Ten years ago a “rough night” would have started with a group of great friends and a tasty mixed drink. There would have been a dance club, loud music, lots of laughing and hot guys everywhere avoiding me like the plague. A “rough night” would have ended with me waking up with a headache from hell at a random friends house, most of the time it was someone I knew, and usually I had my own pants on.
These days a “rough night” has taken on a whole new meaning. It starts with my husband heading off to work, leaving me to fend for myself with these three kids. They’re SO needy. “Feed me”, “Change my diaper”, “Pay the water bill so I can thrive”, Whatever…

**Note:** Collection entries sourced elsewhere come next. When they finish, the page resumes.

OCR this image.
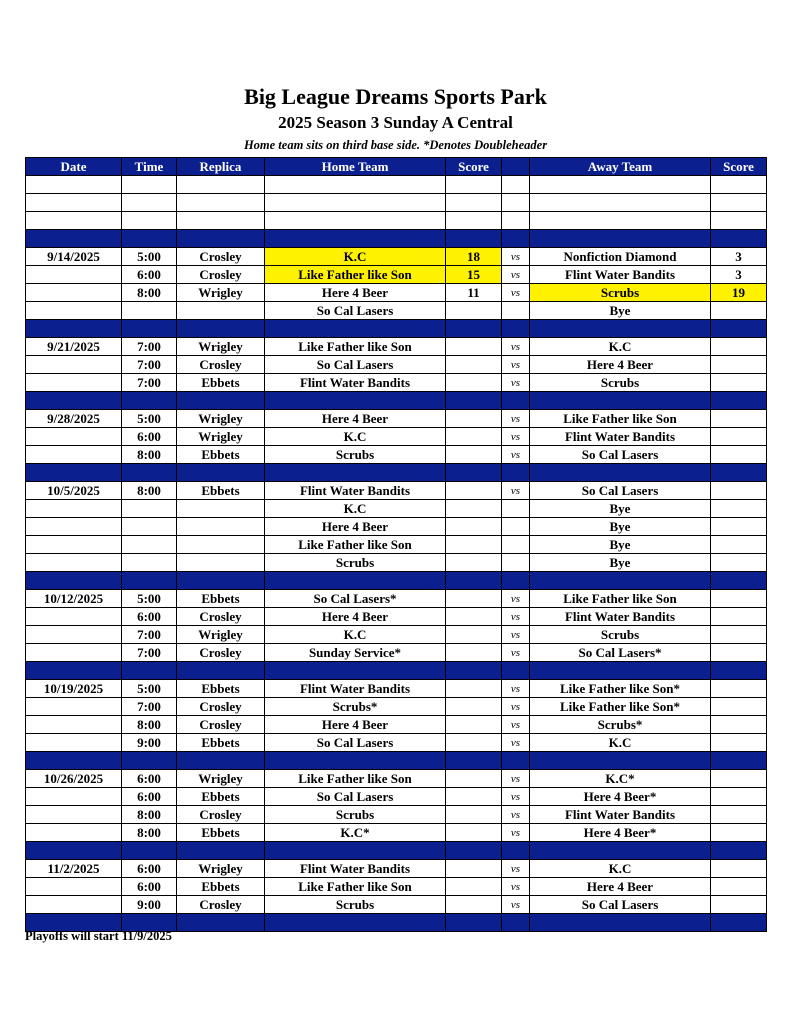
Big League Dreams Sports Park
2025 Season 3 Sunday A Central
Home team sits on third base side. *Denotes Doubleheader
Date	Time	Replica	Home Team	Score		Away Team	Score

9/14/2025	5:00	Crosley	K.C	18	vs	Nonfiction Diamond	3
	6:00	Crosley	Like Father like Son	15	vs	Flint Water Bandits	3
	8:00	Wrigley	Here 4 Beer	11	vs	Scrubs	19
			So Cal Lasers			Bye	

9/21/2025	7:00	Wrigley	Like Father like Son		vs	K.C	
	7:00	Crosley	So Cal Lasers		vs	Here 4 Beer	
	7:00	Ebbets	Flint Water Bandits		vs	Scrubs	

9/28/2025	5:00	Wrigley	Here 4 Beer		vs	Like Father like Son	
	6:00	Wrigley	K.C		vs	Flint Water Bandits	
	8:00	Ebbets	Scrubs		vs	So Cal Lasers	

10/5/2025	8:00	Ebbets	Flint Water Bandits		vs	So Cal Lasers	
			K.C			Bye	
			Here 4 Beer			Bye	
			Like Father like Son			Bye	
			Scrubs			Bye	

10/12/2025	5:00	Ebbets	So Cal Lasers*		vs	Like Father like Son	
	6:00	Crosley	Here 4 Beer		vs	Flint Water Bandits	
	7:00	Wrigley	K.C		vs	Scrubs	
	7:00	Crosley	Sunday Service*		vs	So Cal Lasers*	

10/19/2025	5:00	Ebbets	Flint Water Bandits		vs	Like Father like Son*	
	7:00	Crosley	Scrubs*		vs	Like Father like Son*	
	8:00	Crosley	Here 4 Beer		vs	Scrubs*	
	9:00	Ebbets	So Cal Lasers		vs	K.C	

10/26/2025	6:00	Wrigley	Like Father like Son		vs	K.C*	
	6:00	Ebbets	So Cal Lasers		vs	Here 4 Beer*	
	8:00	Crosley	Scrubs		vs	Flint Water Bandits	
	8:00	Ebbets	K.C*		vs	Here 4 Beer*	

11/2/2025	6:00	Wrigley	Flint Water Bandits		vs	K.C	
	6:00	Ebbets	Like Father like Son		vs	Here 4 Beer	
	9:00	Crosley	Scrubs		vs	So Cal Lasers	

Playoffs will start 11/9/2025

Around three in the A.M. my littlest one wakes up screaming. He usually sleeps through the night but likes to keep me on my toes by spontaneously waking me up using what I call the “Pig Slaughter Scream”. I’m not quite sure if I need to get him a bottle, or an exorcist. I run to the kitchen to pour him a bottle. If this doesn’t work I’ll have to contact a priest.
After getting his bottle I lift him out of his crib and get a nice cold wet spot on my hip. Nothing like being soaked in someone else’s pee in the middle of the night. (Although this does take me back to one “rough night” I had ten years ago.) So I change him, and his bedding and settle in to cuddle as he finishes his bottle. Then he rolls onto my chest looks me right in the eye, and as I was thinking about what a beautiful angel he was, he lets out a foul burp right into my face. Okay, bedtime kiddo.
Baby said “No”.
This begins the power struggle. I refuse to take him out of his crib just because he’s throwing a tantrum. He refuses to stop throwing a tantrum just because I won’t take him out of his crib. After several minutes of high-pitched howling, my middle girl comes into my room. She started off yelling at me to “make it stop” and then she had the nerve to ask me why I was sitting in the corner hugging my knees and rocking back and forth.
I tuck my girl back into bed and kiss her on the forehead. High fever alert! I think she was just doing it for attention. I got her some fever reducer and went to check on the baby. He wasn’t crying anymore, just babbling in his bed, so I laid down to try to go back to sleep. I can hear him talking, repeating a phrase that sounded something like “Momma Lose”. I told him to “shhh” and miraculously he did. For like ten seconds. Then he began practicing his new “burping on demand” trick.
We never did get back to sleep. Clearly the “rough nights” I had ten years ago were so much more fun. But I can barely remember them now. These “rough nights” with my kids…now these I’ll always remember. I have to, in order to punish the kids accordingly when they get older.